(Reuters) - Russia’s biggest airline Aeroflot reported a first-quarter net loss of 11.54 billion rubles ($184.49 million) on Wednesday as fuel and staff costs outweighed revenue growth.
In its first ever publication of quarterly results, Aeroflot said the net loss more than doubled from the 5.34 billion rubles reported a year ago.
Aeroflot’s fuel costs surged 24.1 percent due to rising crude oil prices. Staff costs climbed 15.1 percent, contributing to a 14.3 percent increase in operating costs to 123.54 billion rubles.

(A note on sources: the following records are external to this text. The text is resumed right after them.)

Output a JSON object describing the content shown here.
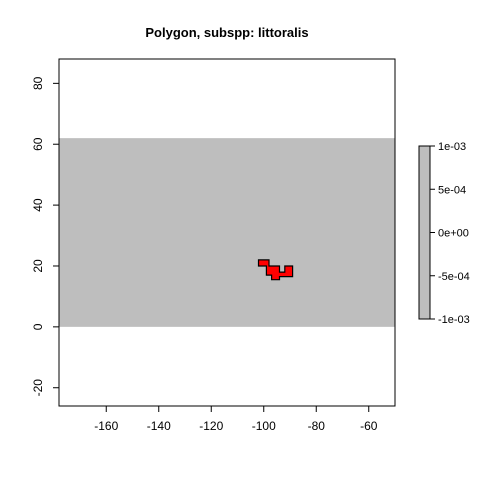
{
  "chart_data": {
    "type": "raster-map",
    "title": "Polygon, subspp: littoralis",
    "xlabel": "",
    "ylabel": "",
    "xlim": [
      -178,
      -50
    ],
    "ylim": [
      -26,
      88
    ],
    "x_ticks": [
      -160,
      -140,
      -120,
      -100,
      -80,
      -60
    ],
    "y_ticks": [
      -20,
      0,
      20,
      40,
      60,
      80
    ],
    "x_tick_labels": [
      "-160",
      "-140",
      "-120",
      "-100",
      "-80",
      "-60"
    ],
    "y_tick_labels": [
      "-20",
      "0",
      "20",
      "40",
      "60",
      "80"
    ],
    "raster": {
      "xmin": -178,
      "xmax": -50,
      "ymin": 0,
      "ymax": 62,
      "value": 0,
      "color": "#bebebe"
    },
    "polygon": {
      "fill": "#ff0000",
      "stroke": "#000000",
      "coordinates": [
        [
          -102,
          22
        ],
        [
          -98,
          22
        ],
        [
          -98,
          20
        ],
        [
          -94,
          20
        ],
        [
          -94,
          18
        ],
        [
          -92,
          18
        ],
        [
          -92,
          20
        ],
        [
          -89,
          20
        ],
        [
          -89,
          16.5
        ],
        [
          -94,
          16.5
        ],
        [
          -94,
          15.5
        ],
        [
          -97,
          15.5
        ],
        [
          -97,
          17
        ],
        [
          -99,
          17
        ],
        [
          -99,
          20
        ],
        [
          -102,
          20
        ]
      ]
    },
    "legend": {
      "placement": "right",
      "color": "#bebebe",
      "values": [
        0.001,
        0.0005,
        0,
        -0.0005,
        -0.001
      ],
      "labels": [
        "1e-03",
        "5e-04",
        "0e+00",
        "-5e-04",
        "-1e-03"
      ]
    }
  }
}
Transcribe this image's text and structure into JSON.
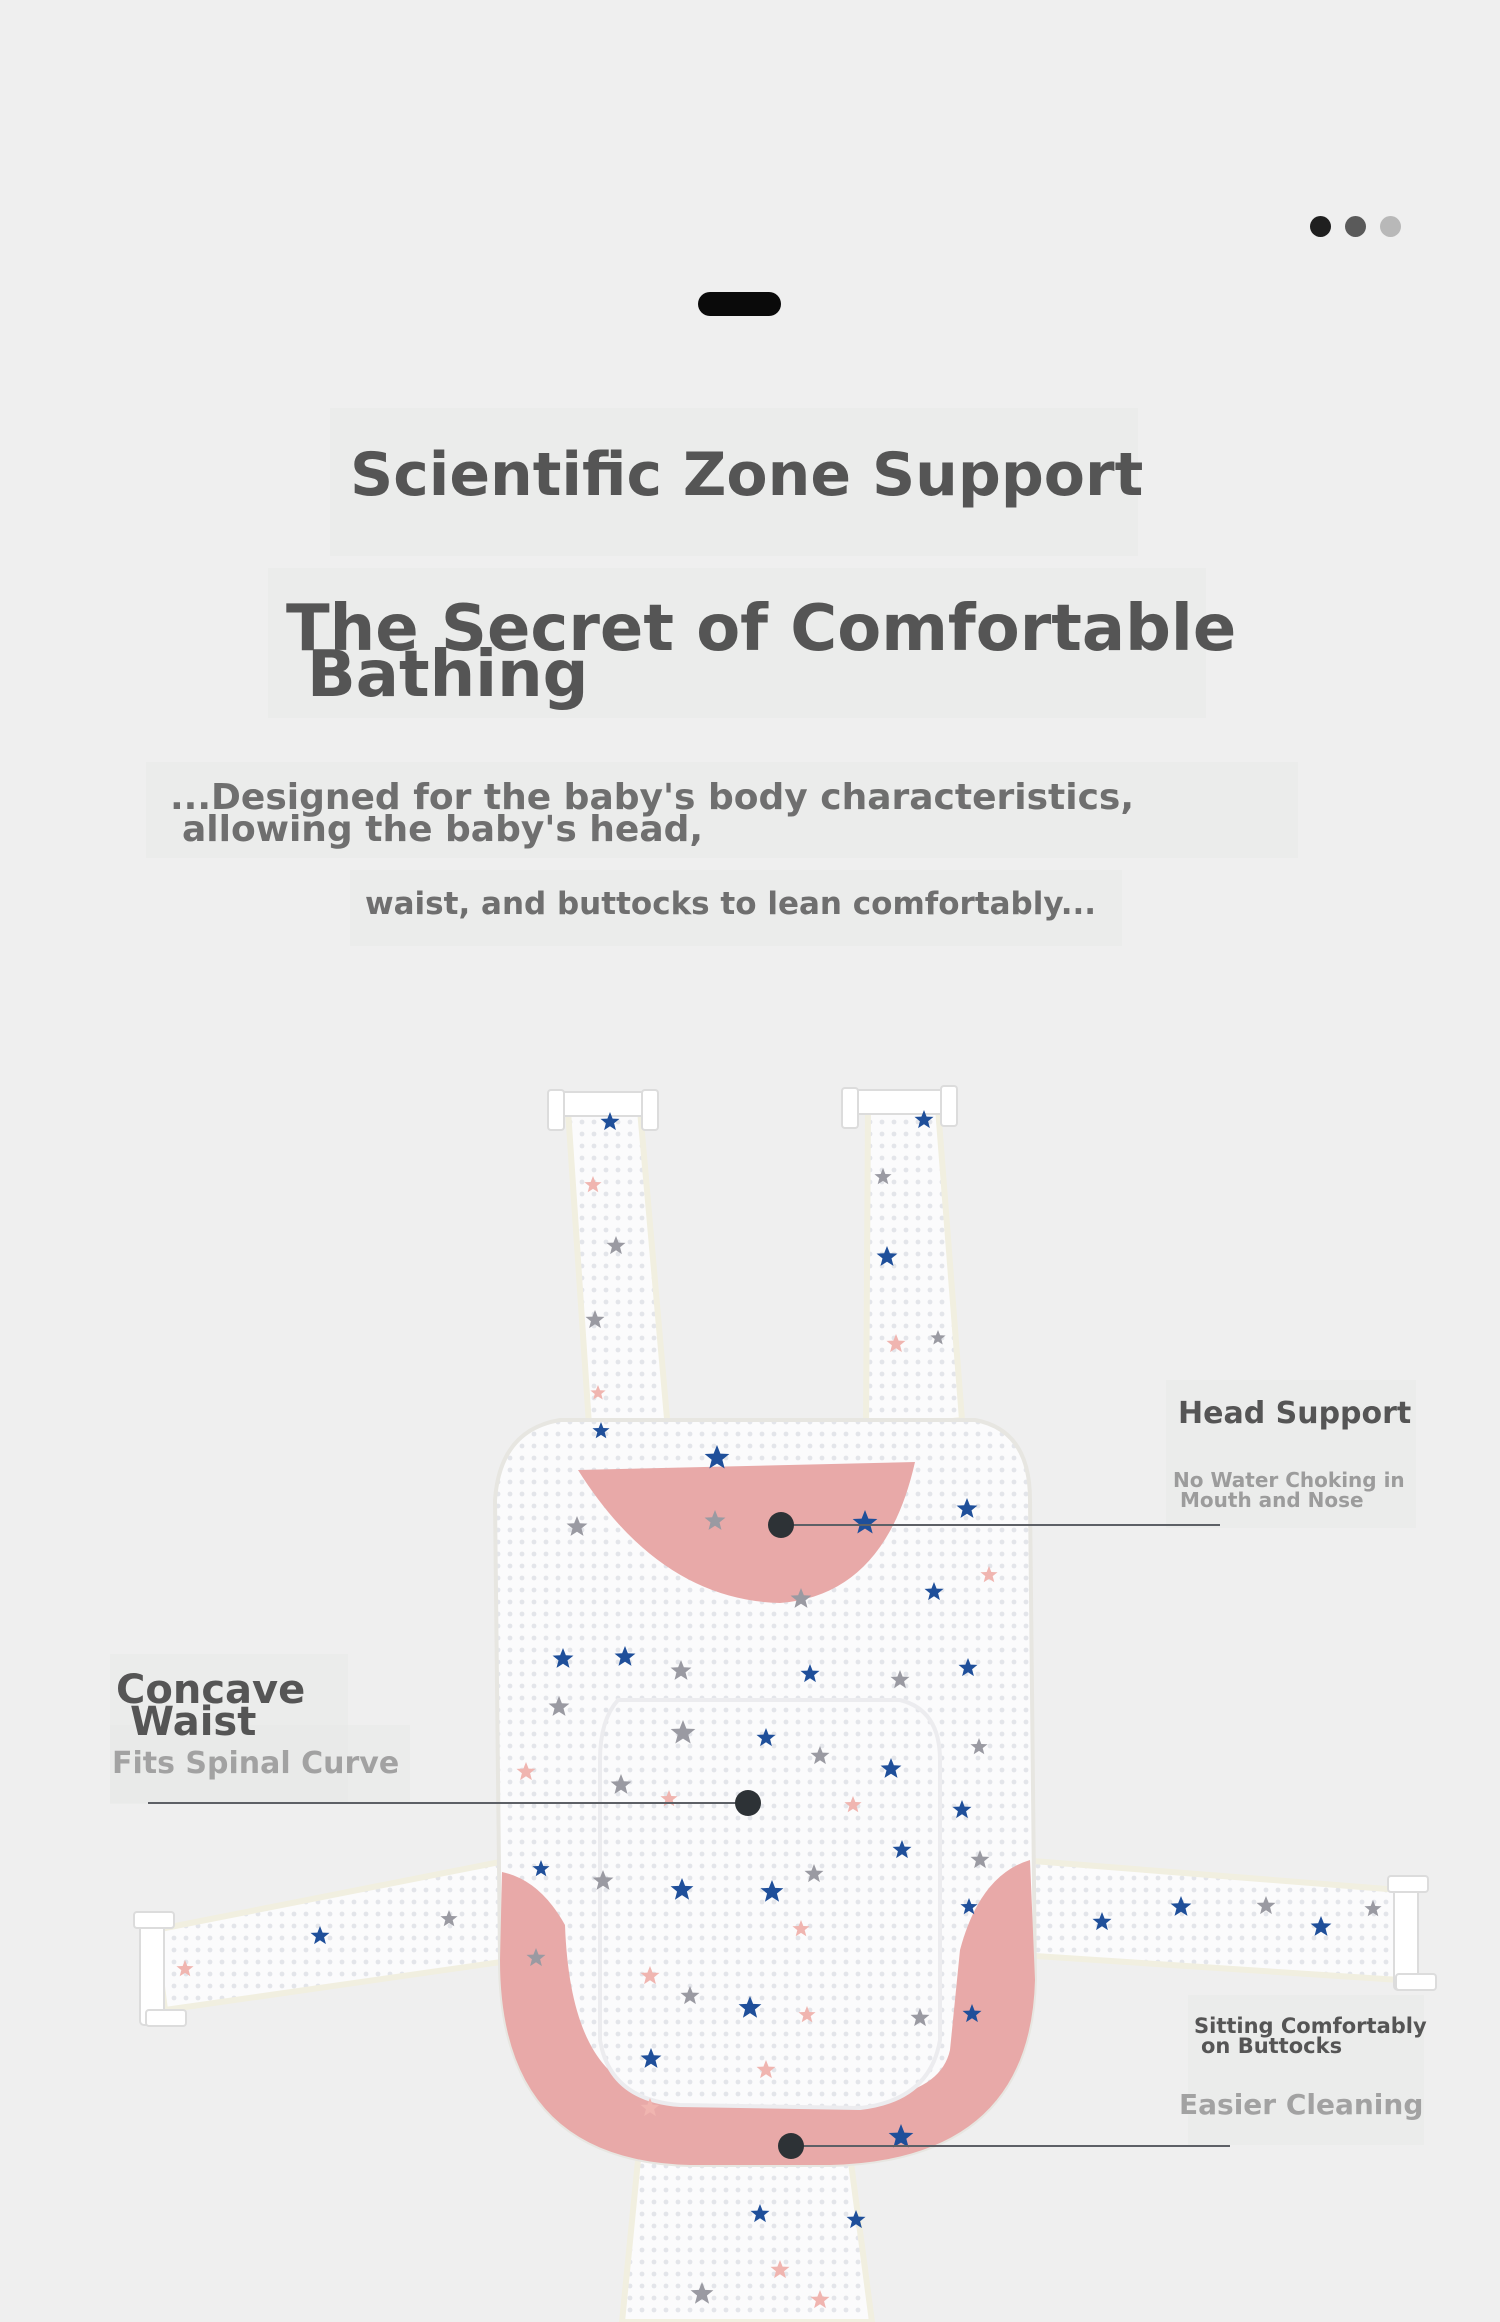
{
  "carousel": {
    "dot_colors": [
      "#1f1f1f",
      "#5a5a5a",
      "#b8b8b8"
    ]
  },
  "headline": {
    "title": "Scientific Zone Support",
    "subtitle_line1": "The Secret of Comfortable",
    "subtitle_line2": "Bathing"
  },
  "description": {
    "line1": "...Designed for the baby's body characteristics,",
    "line2": "allowing the baby's head,",
    "line3": "waist, and buttocks to lean comfortably..."
  },
  "callouts": {
    "head": {
      "title": "Head Support",
      "note_line1": "No Water Choking in",
      "note_line2": "Mouth and Nose"
    },
    "waist": {
      "title_line1": "Concave",
      "title_line2": "Waist",
      "note": "Fits Spinal Curve"
    },
    "buttocks": {
      "title_line1": "Sitting Comfortably",
      "title_line2": "on Buttocks",
      "note": "Easier Cleaning"
    }
  },
  "colors": {
    "background": "#efefef",
    "heading_text": "#555555",
    "pink_pad": "#e8a9a8",
    "star_blue": "#1f4f9a",
    "star_pink": "#f0b5b0",
    "star_gray": "#9a9aa2"
  }
}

“An increase in leasing expenses due to significant fleet expansion, as well as our initiatives to improve working conditions and increase salaries for cabin crew, led to a decrease in the overall financial result compared to the same period last year,” Aeroflot’s Deputy CEO for Commerce and Finance Shamil Kurmashov said.
Aeroflot (AFLT) has been buying its fuel at spot prices, after poor hedging in 2015 when it reported a hedging loss of 23.75 billion rubles.
“The unhedged oil (AFLT admits that is too late to hedge this at current levels) is a clear drag and here AFLT fares worse than its peers who customarily hedge 50 percent or more of their oil exposure,” Renaissance Capital analysts said in a note last week.
Aeroflot’s shares, though, were up 5 percent to 138.40 roubles as of 0906 GMT, after the company recommended on Tuesday a larger than expected dividend for 2017.
They are still well below a high of 225 rubles in mid-2017, having lost 41 percent since.
“Aeroflot’s results were expectedly weak and priced in by the market before the publication and now the primary focus is on the news flow, dividend recommendation, new strategy and the share buyback”, VTB Capital analyst Olga Boltrukevich said.
The 95-year-old carrier said on Tuesday it would set “more ambitious strategic goals”, having achieved its long-term 2025 targets to become a top-20 airline globally and top-5 European airline ahead of schedule.
Aeroflot sees transit passengers between Europe and Asia, as well as its low-cost subsidiary Pobeda, as key growth drivers.